9. Note that lead-free bullets drive more reliably through bone, retain more of their original weight (often 99 percent!) and exit more often than do lead-core bullets. Modest exit wounds belie lethal damage inside.

10. Concede that while some early lead-free bullets weren’t accurate, current versions nip groups as tight as hunting rifles manage with any bullet. Cleaning might require more passes with brush and solvent, but that bore will shoot accurately as long as it would on a lead-core diet.

11. Point out that for any given bore, the heaviest lead-free bullets often beg steeper-than-standard rifling twist; however, for all but these extra-long spitzers, ordinary spin rates work fine.
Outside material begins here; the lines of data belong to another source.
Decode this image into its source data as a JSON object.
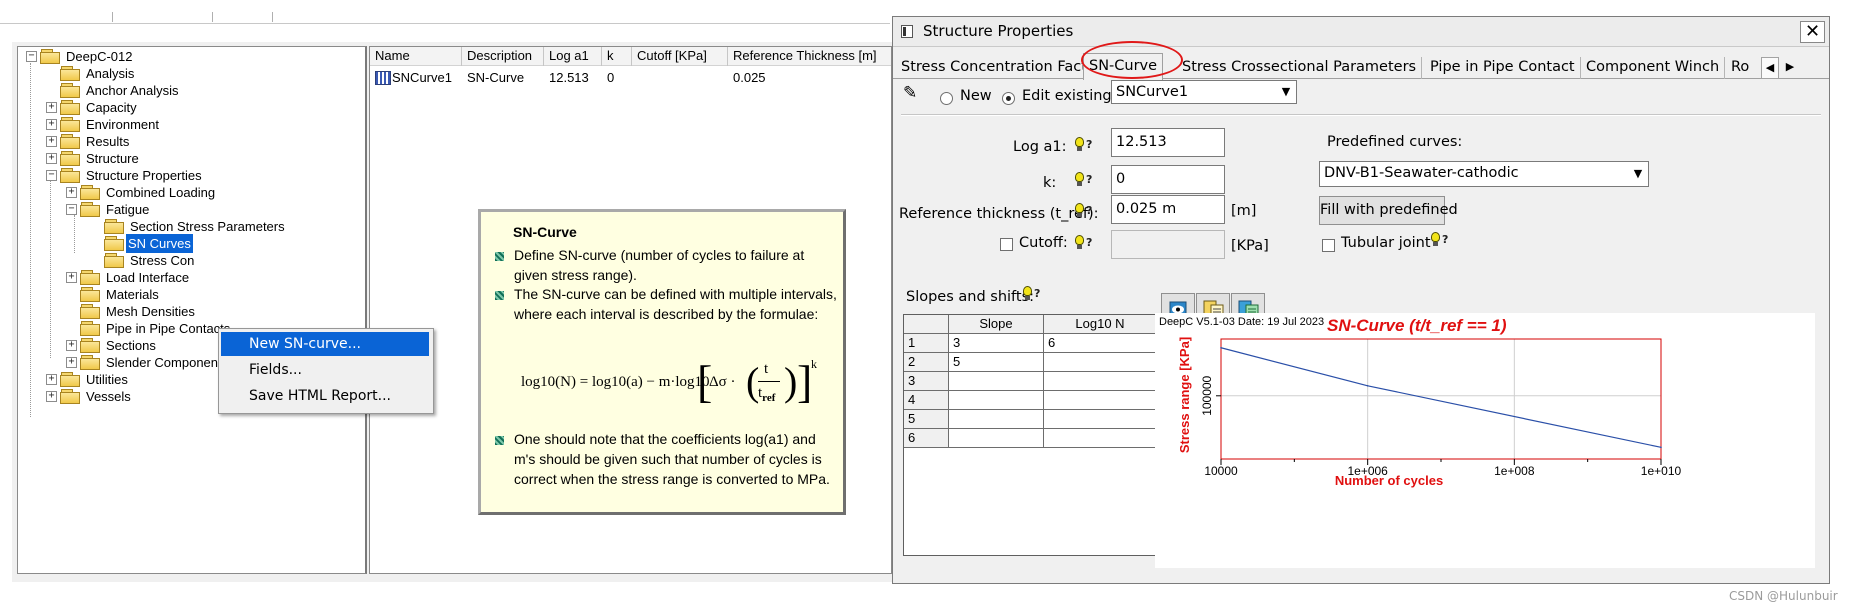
{
  "tree": {
    "root": "DeepC-012",
    "nodes": [
      "Analysis",
      "Anchor Analysis",
      "Capacity",
      "Environment",
      "Results",
      "Structure",
      "Structure Properties",
      "Combined Loading",
      "Fatigue",
      "Section Stress Parameters",
      "SN Curves",
      "Stress Con",
      "Load Interface",
      "Materials",
      "Mesh Densities",
      "Pipe in Pipe Contacts",
      "Sections",
      "Slender Components",
      "Utilities",
      "Vessels"
    ]
  },
  "list": {
    "columns": [
      "Name",
      "Description",
      "Log a1",
      "k",
      "Cutoff [KPa]",
      "Reference Thickness [m]"
    ],
    "rows": [
      {
        "name": "SNCurve1",
        "description": "SN-Curve",
        "log_a1": "12.513",
        "k": "0",
        "cutoff": "",
        "ref_thickness": "0.025"
      }
    ]
  },
  "context_menu": {
    "items": [
      "New SN-curve...",
      "Fields...",
      "Save HTML Report..."
    ]
  },
  "tooltip": {
    "title": "SN-Curve",
    "bullets": [
      "Define SN-curve (number of cycles to failure at given stress range).",
      "The SN-curve can be defined with multiple intervals, where each interval is described by the formulae:",
      "One should note that the coefficients log(a1) and m's should be given such that number of cycles is correct when the stress range is converted to MPa."
    ],
    "formula_left": "log10(N) = log10(a) − m·log10",
    "formula_delta": "Δσ ·",
    "formula_t": "t",
    "formula_tref": "t",
    "formula_tref_sub": "ref",
    "formula_k": "k"
  },
  "dialog": {
    "title": "Structure Properties",
    "close": "✕",
    "tabs": [
      "Stress Concentration Factor",
      "SN-Curve",
      "Stress Crossectional Parameters",
      "Pipe in Pipe Contact",
      "Component Winch",
      "Ro"
    ],
    "radio_new": "New",
    "radio_edit": "Edit existing",
    "existing_select": "SNCurve1",
    "log_a1_label": "Log a1:",
    "log_a1_value": "12.513",
    "k_label": "k:",
    "k_value": "0",
    "ref_thick_label": "Reference thickness (t_ref):",
    "ref_thick_value": "0.025 m",
    "ref_thick_unit": "[m]",
    "cutoff_label": "Cutoff:",
    "cutoff_value": "",
    "cutoff_unit": "[KPa]",
    "predef_label": "Predefined curves:",
    "predef_value": "DNV-B1-Seawater-cathodic",
    "fill_button": "Fill with predefined",
    "tubular_label": "Tubular joint",
    "slopes_label": "Slopes and shifts:",
    "bulb_q": "?",
    "grid_headers": [
      "Slope",
      "Log10 N"
    ],
    "grid_rows": [
      {
        "n": "1",
        "slope": "3",
        "logn": "6"
      },
      {
        "n": "2",
        "slope": "5",
        "logn": ""
      },
      {
        "n": "3",
        "slope": "",
        "logn": ""
      },
      {
        "n": "4",
        "slope": "",
        "logn": ""
      },
      {
        "n": "5",
        "slope": "",
        "logn": ""
      },
      {
        "n": "6",
        "slope": "",
        "logn": ""
      }
    ]
  },
  "chart_data": {
    "type": "line",
    "header_text": "DeepC V5.1-03 Date: 19 Jul 2023",
    "title": "SN-Curve (t/t_ref == 1)",
    "xlabel": "Number of cycles",
    "ylabel": "Stress range [KPa]",
    "xscale": "log",
    "yscale": "log",
    "xlim": [
      10000,
      10000000000
    ],
    "ylim": [
      15000,
      550000
    ],
    "x_ticks": [
      "10000",
      "1e+006",
      "1e+008",
      "1e+010"
    ],
    "y_ticks": [
      "100000"
    ],
    "grid": true,
    "series": [
      {
        "x": [
          10000,
          1000000,
          10000000000
        ],
        "y": [
          423000,
          135000,
          21300
        ],
        "color": "#2a4fa8"
      }
    ],
    "title_color": "#e01010",
    "label_color": "#e01010"
  },
  "watermark": "CSDN @Hulunbuir"
}
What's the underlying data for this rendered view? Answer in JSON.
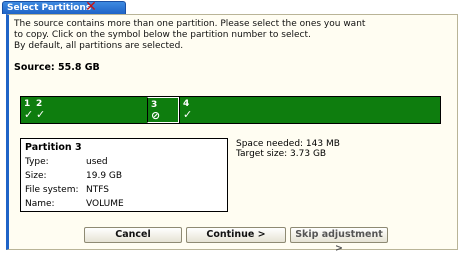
{
  "window": {
    "tab_title": "Select Partitions",
    "close_glyph": "✕"
  },
  "intro": {
    "line1": "The source contains more than one partition. Please select the ones you want",
    "line2": "to copy. Click on the symbol below the partition number to select.",
    "line3": "By default, all partitions are selected."
  },
  "source": {
    "label": "Source: 55.8 GB"
  },
  "partitions": [
    {
      "number": "1",
      "state": "selected",
      "mark": "✓"
    },
    {
      "number": "2",
      "state": "selected",
      "mark": "✓"
    },
    {
      "number": "3",
      "state": "excluded",
      "mark": "⊘"
    },
    {
      "number": "4",
      "state": "selected",
      "mark": "✓"
    }
  ],
  "details": {
    "title": "Partition 3",
    "type_label": "Type:",
    "type_value": "used",
    "size_label": "Size:",
    "size_value": "19.9 GB",
    "fs_label": "File system:",
    "fs_value": "NTFS",
    "name_label": "Name:",
    "name_value": "VOLUME"
  },
  "summary": {
    "space_needed": "Space needed: 143 MB",
    "target_size": "Target size: 3.73 GB"
  },
  "buttons": {
    "cancel": "Cancel",
    "continue": "Continue >",
    "skip": "Skip adjustment >"
  },
  "colors": {
    "partition_bar": "#0e7d0e",
    "tab_blue": "#1f63c7",
    "panel_bg": "#fffdf2"
  }
}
12. Confirm that not all lead-free bullets are of solid stock. DRT bullets have sintered cores (compressed metal). Ditto the Nosler Ballistic Tip Varmint, Barnes MPG and Varmint Grenade, and Hornady’s NTX. These are generally for small-bore rifles.

13. Clinch a sale by dismissing price. As components or in loaded ammo, lead-free bullets are pricier than standard softpoints. So are bonded bullets. Ask the customer how much he spends filling the tank on his pickup, and then ask how many bullets he intends to fire at big game next season.